Paraphrasons La Révélation d'Arès, qui m'adoube frère
aîné (16/1), et je suis le tiktaalik aîné. Quekcekça?
Si les Pèlerins d'Arès étaient contre l'évolution,
ils
ne croiraient pas ce qui est essentiel dans La Révélation d'Arès,
à savoir que l'homme a pu déchoir, chuter (Adam, Rev d'Arès 2/1-5
et VII/8-16), mais qu'il peut de même se redresser (1/1),
revenir du péché, du mal et du malheur, reprendre sa place
spirituelle de fils du créateur et de co-créateur donc.
Si
vous, moi, tous les hommes, pouvons évoluer, c'est parce que
l'évolution est une capacité générale de toute la création. Une
nouvelle preuve de l'évolution vient d'apparaître: Un tiktaalik roseae
(photo), poisson à pattes embryonnaires, vieux de 375 millions
d'années, récemment découvert dans l'île d'Ellesmere au Canada. Ce
fossile, dont le nom signifie en inuit (eskimau) "grand poisson dans le
courant", montre que la vie terrestre est sortie de la mer. à certains
poissons des pattes ont poussé pour qu'ils se traînent, puis marchent
sur la terre. Ce faisant, leur cerveau a évolué.
Pour nous, ce que
peut faire un animal physiquement et cérébralement l'homme peut le
faire, surtout moralement et spirituellement, parce que c'est le plus
urgent. Aussi croyons-nous ces versets, pivots de La Révélation
d'Arès: ...(Moi,Créateur,) je souffle en silence dans les
poitrines des hommes. Car la Vérité, c'est que le monde doit
changer (28/6-7).
Tout change, c'est la vérité
fondamentale et, plus fort encore, tout doit changer. Tout
peut changer donc. Et même, ajoute La
Révélation d'Arès, la joie et la parure ne conviennent-elles pas à
celui qui a changé sa vie (30/11)?
Pourquoi,
alors, les représentants des poissons sans pattes: Mivilude, Adfi,
Ccmm, etc., prétendant éclairer "la jeunesse et la famille" contre
certains "dangers", ont-ils récemment répandu dans un "rapport", un
avertissement selon laquelle nous serions "une secte guérisseuse" ?

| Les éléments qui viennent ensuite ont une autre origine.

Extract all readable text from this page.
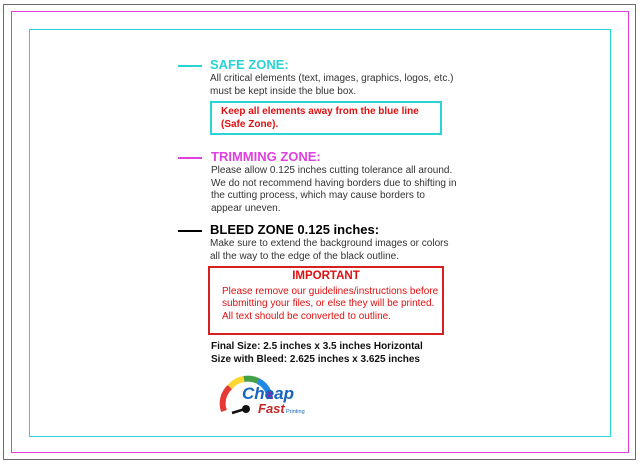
SAFE ZONE:
All critical elements (text, images, graphics, logos, etc.)
must be kept inside the blue box.
Keep all elements away from the blue line
(Safe Zone).
TRIMMING ZONE:
Please allow 0.125 inches cutting tolerance all around.
We do not recommend having borders due to shifting in
the cutting process, which may cause borders to
appear uneven.
BLEED ZONE 0.125 inches:
Make sure to extend the background images or colors
all the way to the edge of the black outline.
IMPORTANT
Please remove our guidelines/instructions before
submitting your files, or else they will be printed.
All text should be converted to outline.
Final Size: 2.5 inches x 3.5 inches Horizontal
Size with Bleed: 2.625 inches x 3.625 inches
Cheap
Fast Printing
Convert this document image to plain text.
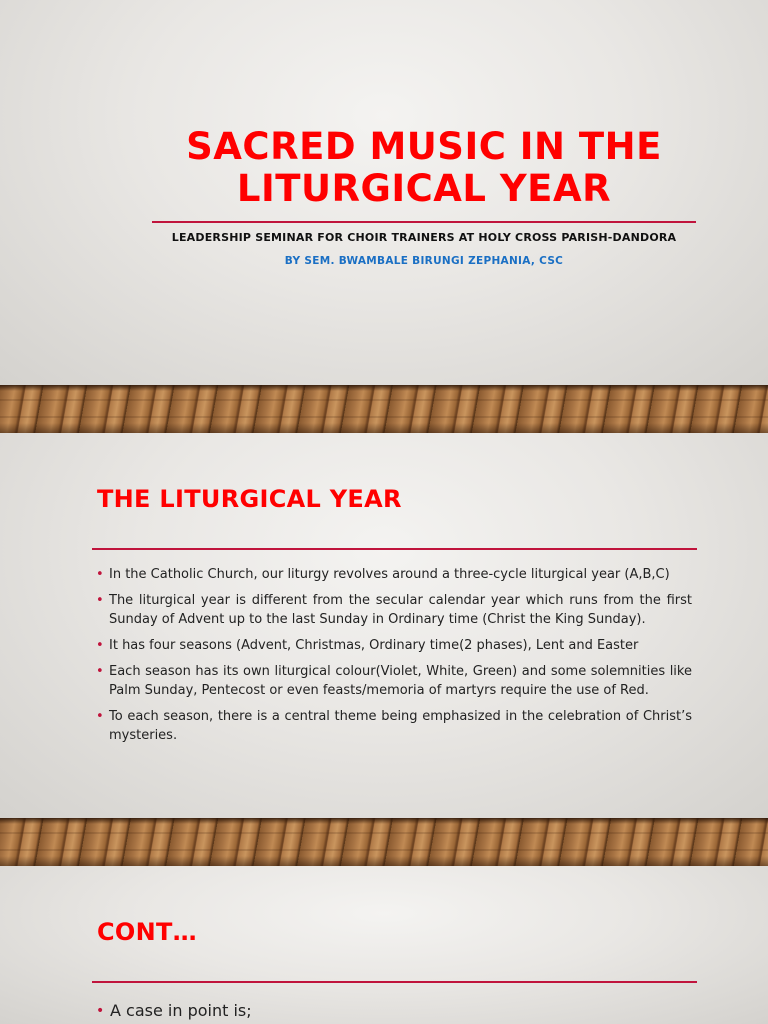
SACRED MUSIC IN THE
LITURGICAL YEAR
LEADERSHIP SEMINAR FOR CHOIR TRAINERS AT HOLY CROSS PARISH-DANDORA
BY SEM. BWAMBALE BIRUNGI ZEPHANIA, CSC
THE LITURGICAL YEAR
• In the Catholic Church, our liturgy revolves around a three-cycle liturgical year (A,B,C)
• The liturgical year is different from the secular calendar year which runs from the first Sunday of Advent up to the last Sunday in Ordinary time (Christ the King Sunday).
• It has four seasons (Advent, Christmas, Ordinary time(2 phases), Lent and Easter
• Each season has its own liturgical colour(Violet, White, Green) and some solemnities like Palm Sunday, Pentecost or even feasts/memoria of martyrs require the use of Red.
• To each season, there is a central theme being emphasized in the celebration of Christ’s mysteries.
CONT…
• A case in point is;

—Bévue pas vraiment injurieuse, mais doublement fausse: les Pèlerins
d'Arès n'ont ni l'esprit sectaire ni des pratiques guérisseuses —Et
pourquoi racontent-ils maintenant que nous sommes "des arriérés,
adversaires de l'évolution"?
Je crois cependant deviner pourquoi il répandent ces inexactitudes.
D'abord, parce qu'ils n'ont lu ni La Révélation d'Arès
ni les ouvrages et commentaires connexes à cette révélation. Ensuite,
parce qu'ils ressentent comme une riposte légitime de dire n'importe
quelle fausseté contre des idées nouvelles qui les déconcertent. Parce
que nous avons quitté les abysses du "religieusement correct", du
"politiquement correct" et de "l'athéistiquement correct", en bref, les
abysses du "penser correct", et que nous nous sommes mis en marche vers
les eaux claires de la Mer (Rév d'Arès 20/4 et ailleurs),
vers une évolution qu'ils trouvent très hasardeuse.
Pourtant, nous n'attaquons personne. Nous respectons la liberté et les
convictions de tous, nos adversaires compris. Cette paix en nous
n'est-elle pas déjà un signe d'évolution en des temps où la rogne se
déchaîne facilement?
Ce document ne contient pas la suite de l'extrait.